As for everything else: ranting is essential; blog-rants are fantastic; the NSPCC will get no further donations from me until they retract their libellous statement (which I'd forgotten about!)

I can't listen to the news - not just 'cos I don't want the small things to hear it - I don't want to hear it. It just makes me feel insigificant and irrelevant.

The 'real' world is whatever is real in your world I say. And unicorns are much misunderstood. Why would something so 'girly and fluffy' have a bloody great horn on its head eh? Never underestimate a mythical beast - not even a non-abusing home educator.

mamacrow said...

MadameSmokingGun - the unicorn's horn is for dipping into polluted water and purifying it, apparently.

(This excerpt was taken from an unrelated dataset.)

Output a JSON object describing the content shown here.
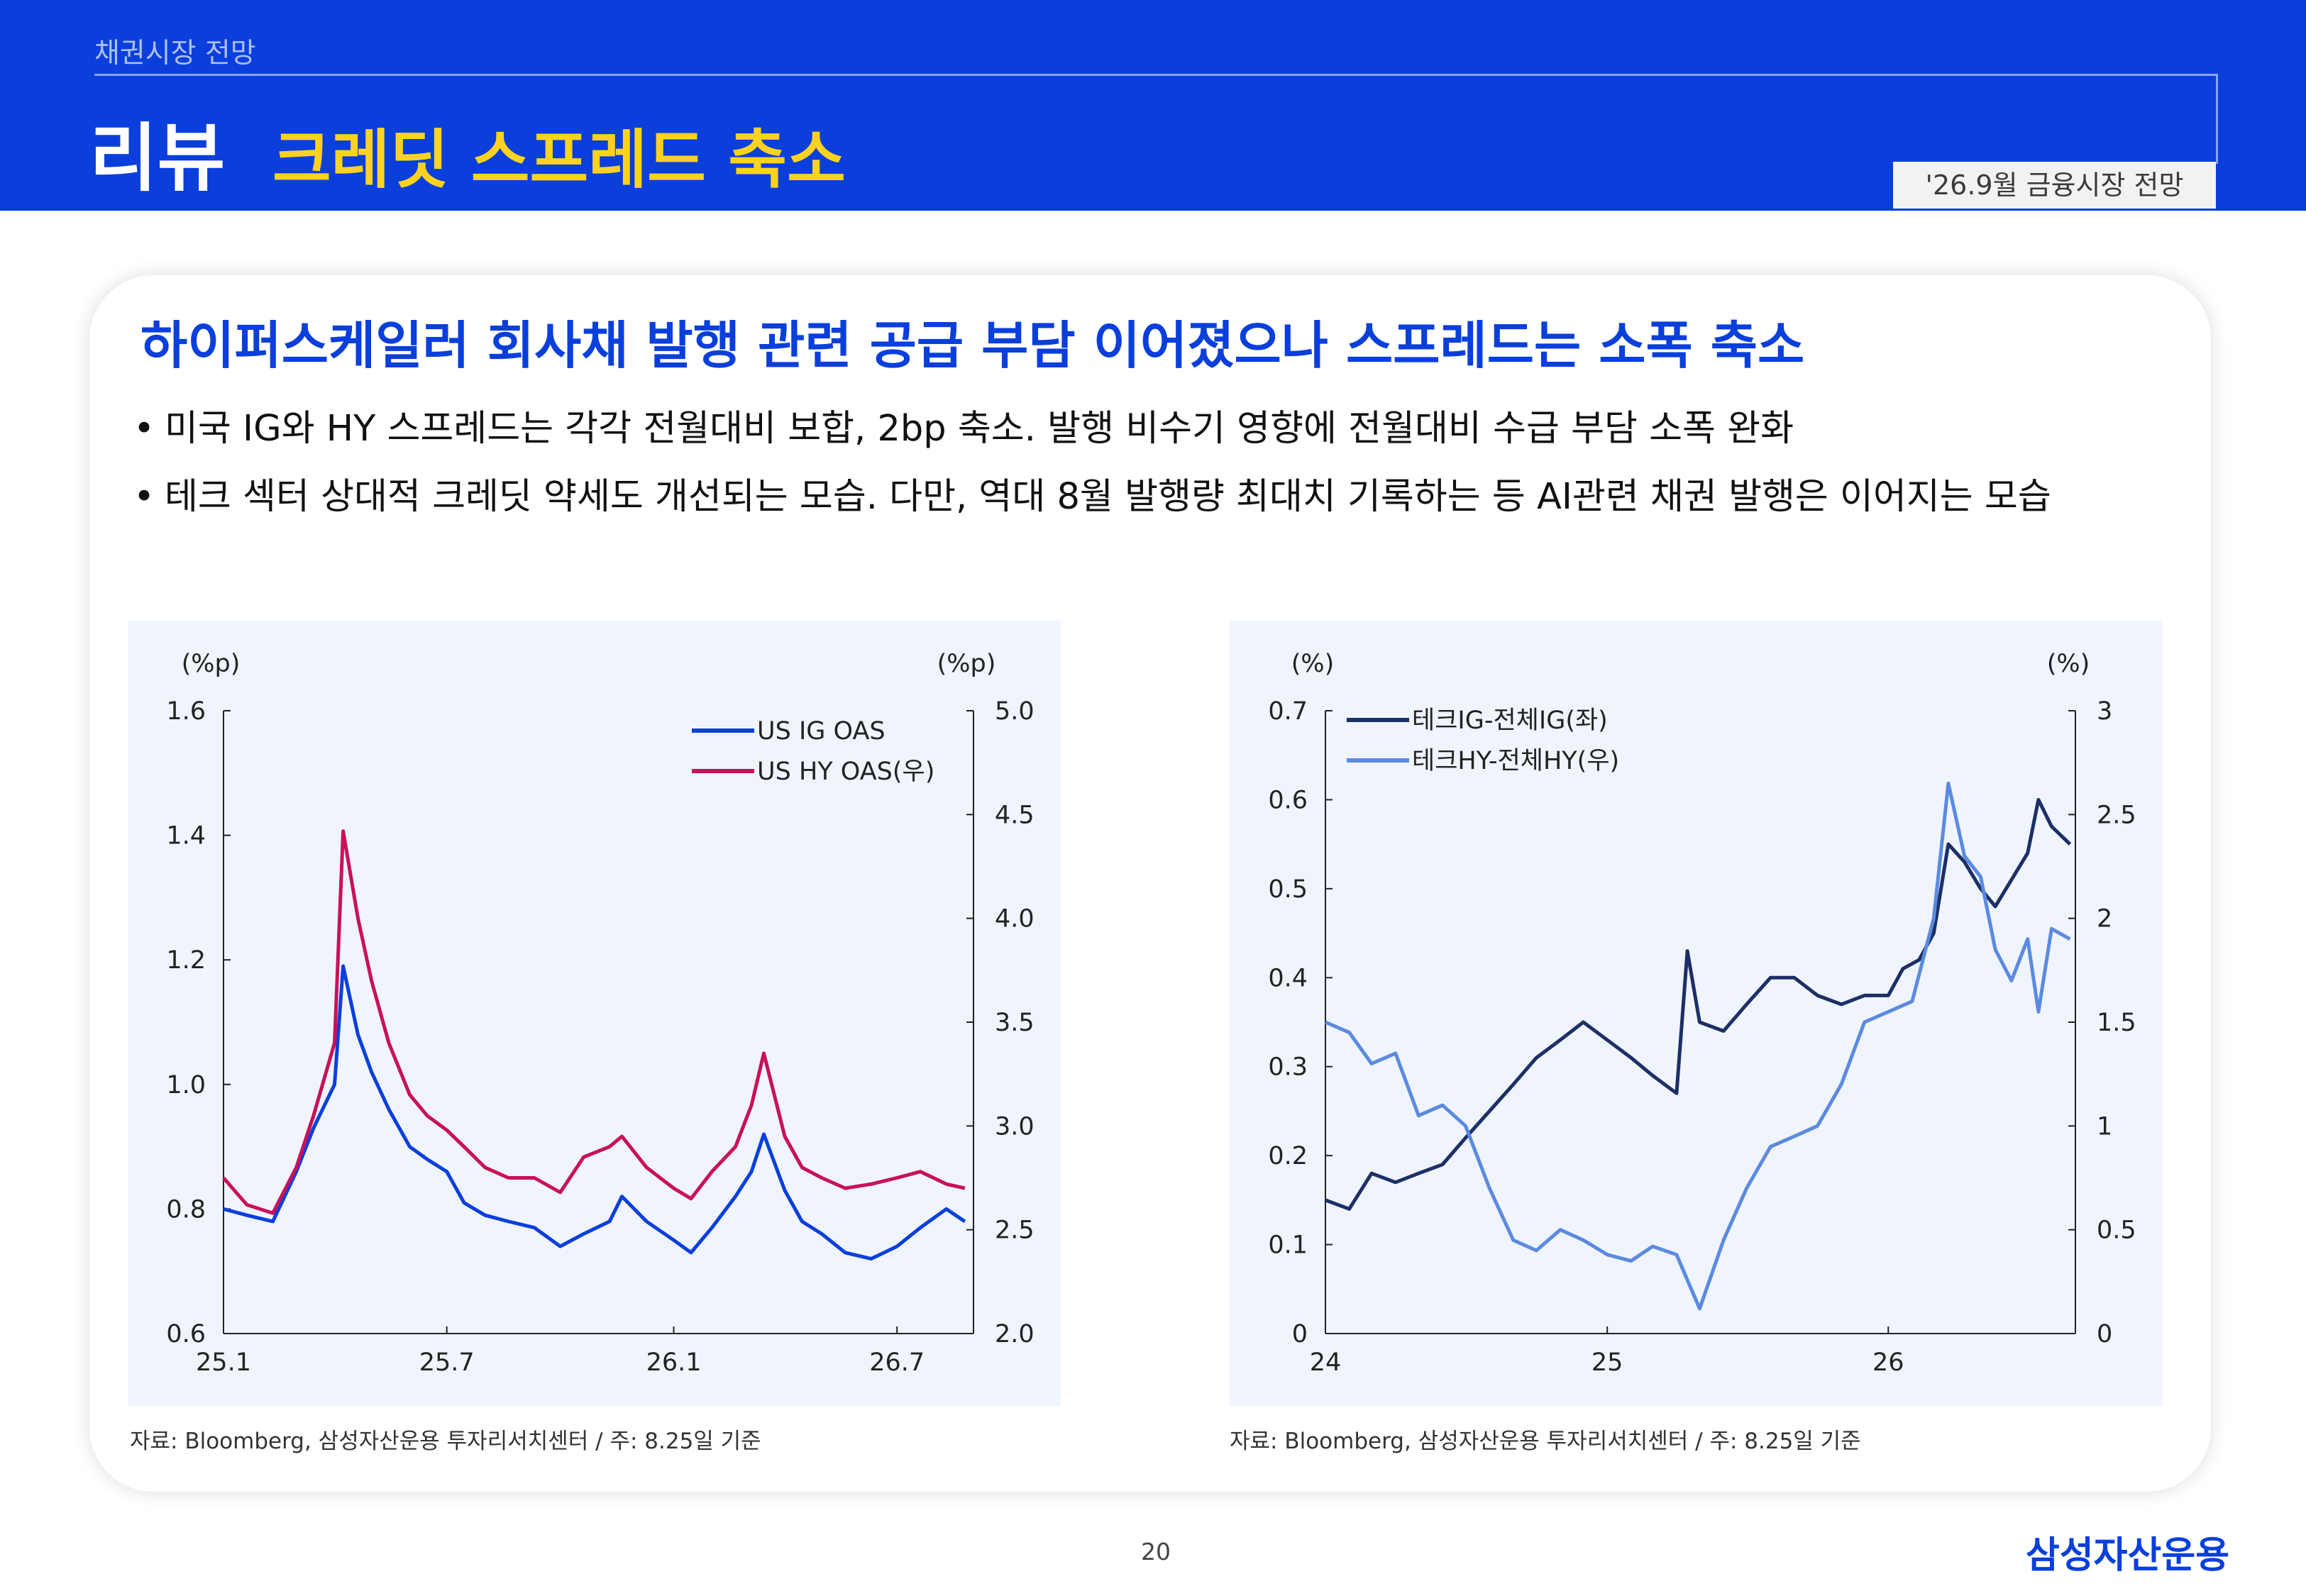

Not for garoting evil princes. Nope, not at all.

mamacrow said...

ooo, look what I've just stumbled across!
http://www.amazon.co.uk/Love-Draw-Horses-Very-Favorite/dp/1600591523/ref=sr_1_1?ie=UTF8&s=books&qid=1264803701&sr=8-1

any good?

MadameSmokinGun said...

Not even a little squat stupid evil prince in a crap suit? Aww - go on.... Mind you there are plenty of polluted waters in need of purifying. I needn't elaborate.